睡僧面向木之青,“木施主还是一如既往的敏锐。”
木之青一直盯着放生池,冷不丁突然问道,“我认识他吗?”
罢九讶异看向她。
水中妖兽微不可见的一抖。
木之青看向睡僧,笑盈盈问,“是我的错觉吗?水中那位道友好像有种似曾相识的感觉。”
“人之一类,雷同者甚多。”睡僧微顿,然后说道,“夜已深了,是个睡觉的大好时机,两位不如回厢房。”
黝黑的妖兽彻底沉入水中,连两个眼珠都不露了。
木之青道,“睡僧道友,圣智佛子呢?”
睡僧停住,眼睛耷拉着,看上去随时都能睡过去,手倒是仍然有劲,能镇压幻猫兽的一切动作。
“圣智师兄若是没有出山历练的话,就是在念经,至于在哪个殿中念经,小僧也不甚清楚。

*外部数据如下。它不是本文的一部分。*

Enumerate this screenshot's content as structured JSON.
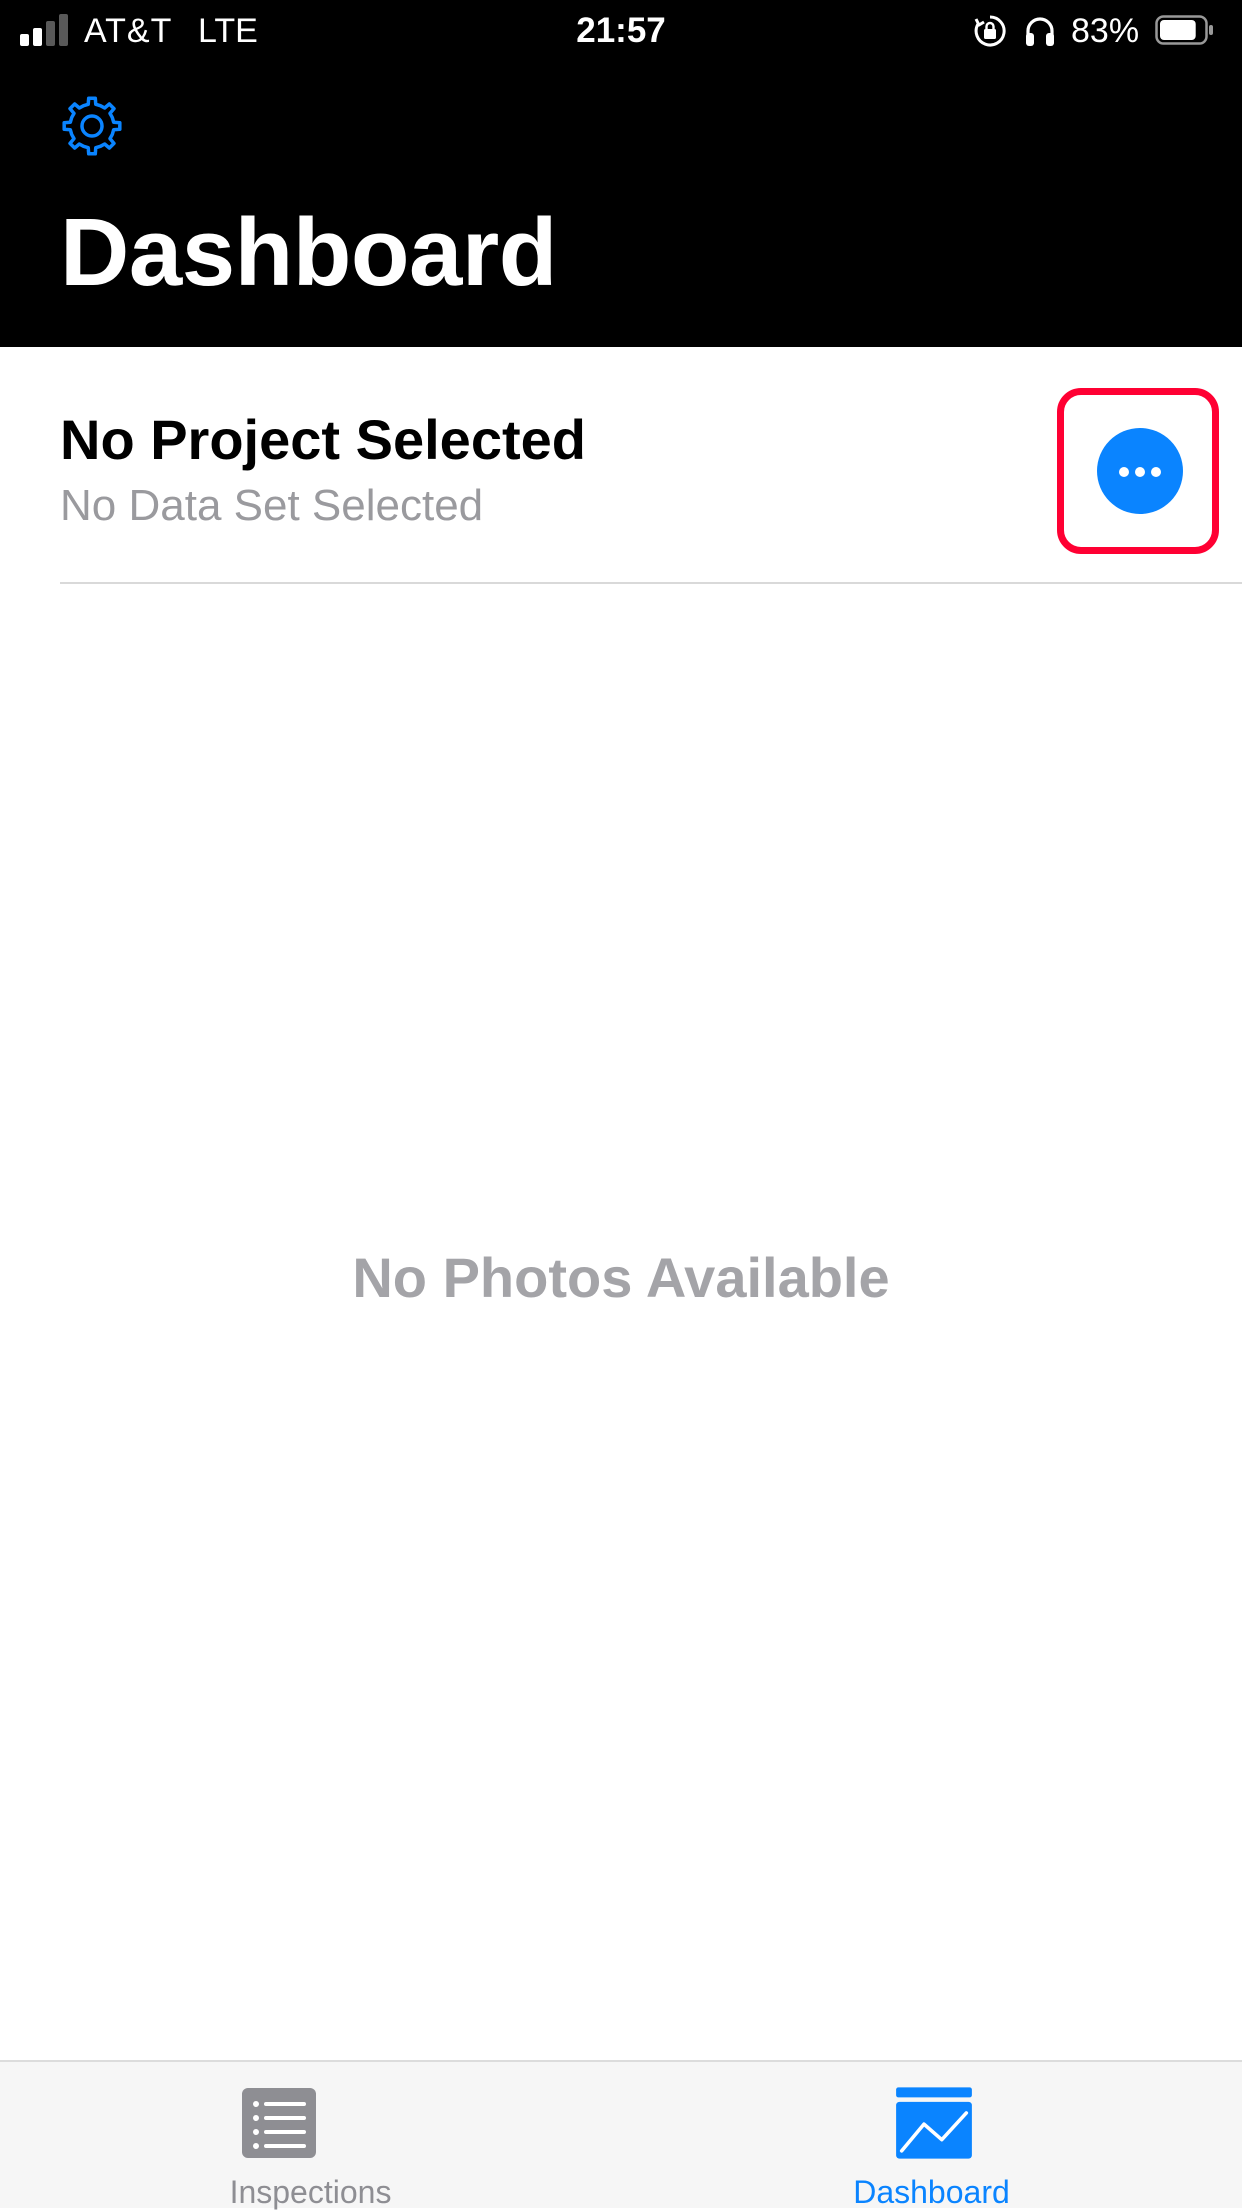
{
  "status_bar": {
    "carrier": "AT&T",
    "network": "LTE",
    "time": "21:57",
    "battery_percent": "83%",
    "battery_level": 0.83,
    "signal_bars_filled": 2,
    "signal_bars_total": 4,
    "icons": [
      "rotation-lock-icon",
      "headphones-icon",
      "battery-icon"
    ]
  },
  "header": {
    "settings_icon": "gear-icon",
    "title": "Dashboard"
  },
  "project": {
    "title": "No Project Selected",
    "subtitle": "No Data Set Selected",
    "more_icon": "ellipsis-icon"
  },
  "main": {
    "empty_message": "No Photos Available"
  },
  "tab_bar": {
    "tabs": [
      {
        "label": "Inspections",
        "icon": "list-icon",
        "selected": false
      },
      {
        "label": "Dashboard",
        "icon": "chart-icon",
        "selected": true
      }
    ]
  },
  "colors": {
    "accent": "#0a84ff",
    "header_bg": "#000000",
    "highlight": "#ff0033",
    "secondary_text": "#9a9a9e",
    "inactive_tab": "#8e8e93"
  }
}
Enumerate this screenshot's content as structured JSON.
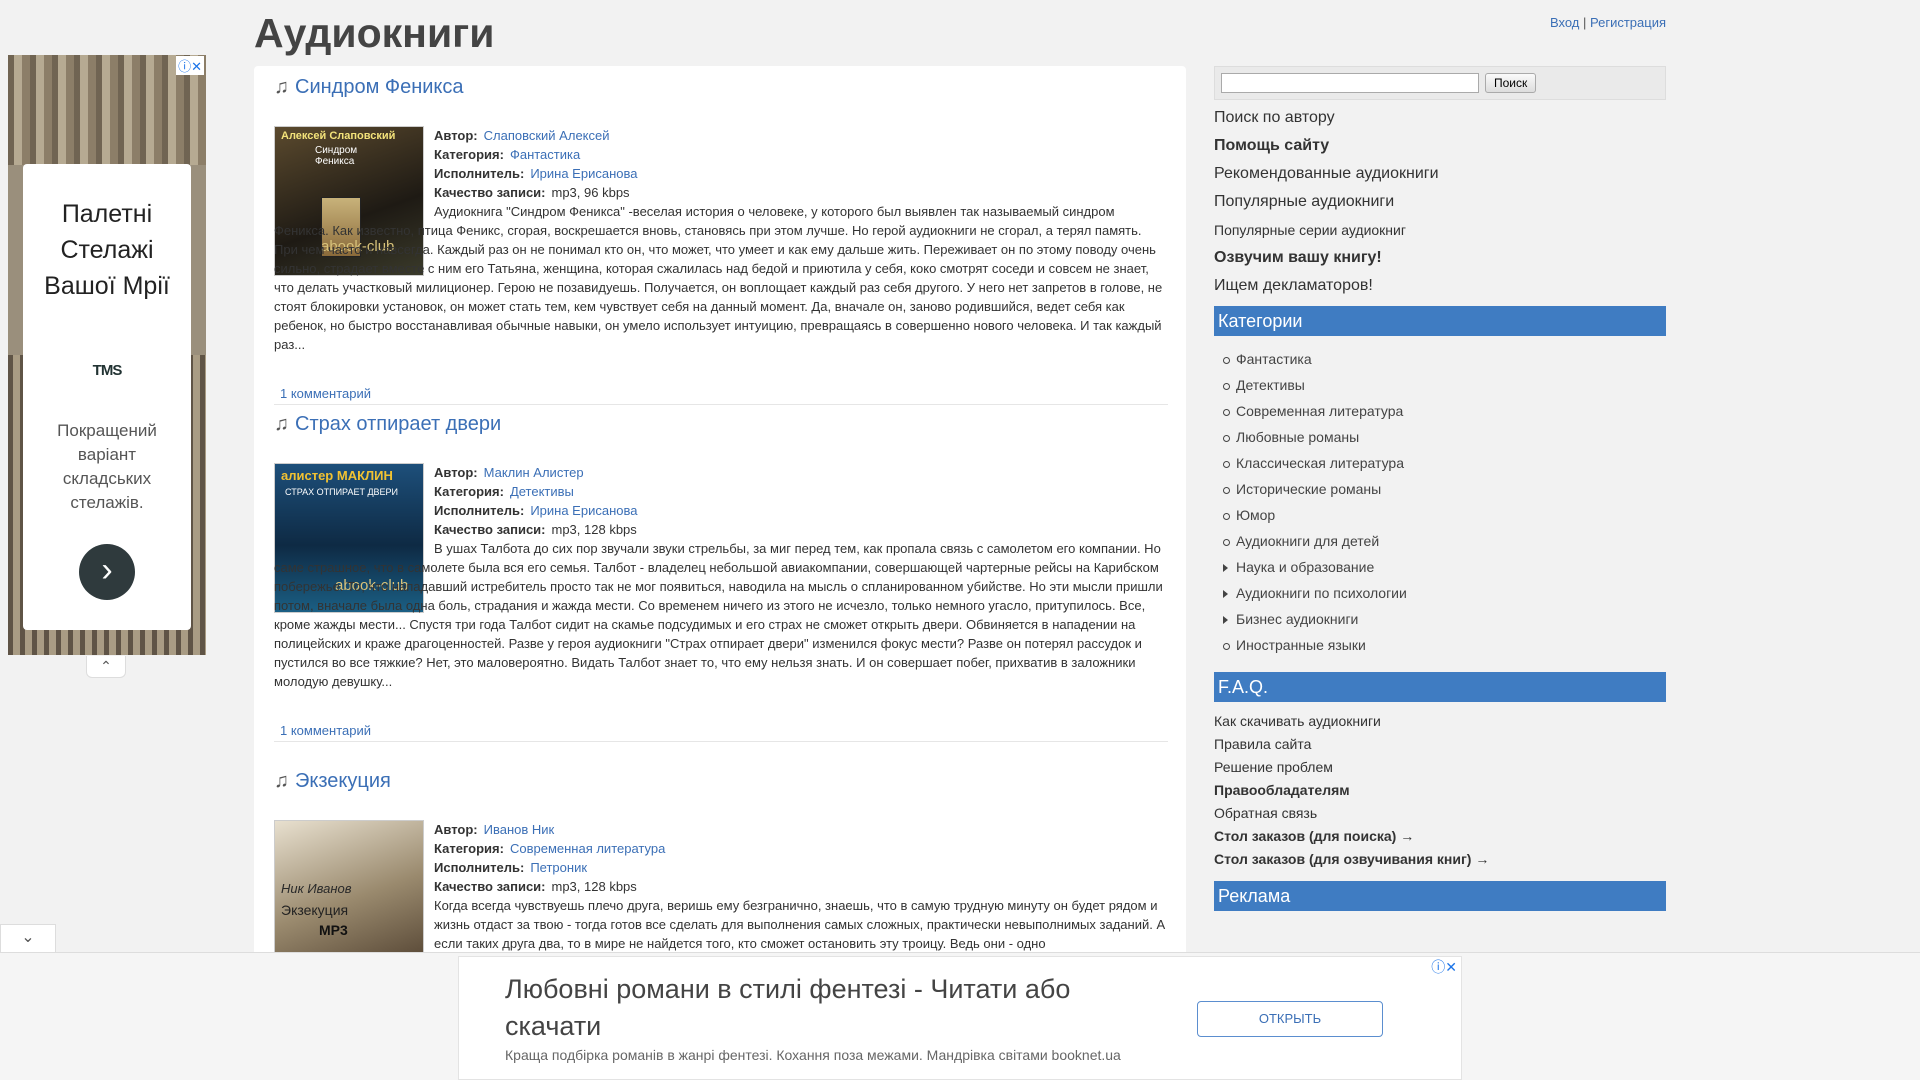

”
“多谢睡僧道友解惑。”
“木施主不必如此。”
睡僧走了,感觉再多留一刻,他便会原地睡过去。
“到头来他还是没说这个人是谁。”罢九道,“你说你认识他,你觉得他是谁?”
木之青摸摸小九,“不知道呀,但是天快亮了,我们应该去睡觉了。”
睡觉?
罢九无语,“所以你对壁画的世界根本就不感兴趣。”
说什么为了壁画让他帮忙,她何曾把精力放在那上面了。
“啊,你说得是啊。”木之青这才想起来似的说道,“你答应过我的。”她笑眯眯,“那就有劳罢九道友为我在壁画上多费心了。”
“……”
木之青纤细的身影离开长桥,走在回廊之中,路过那些大开着门的大殿。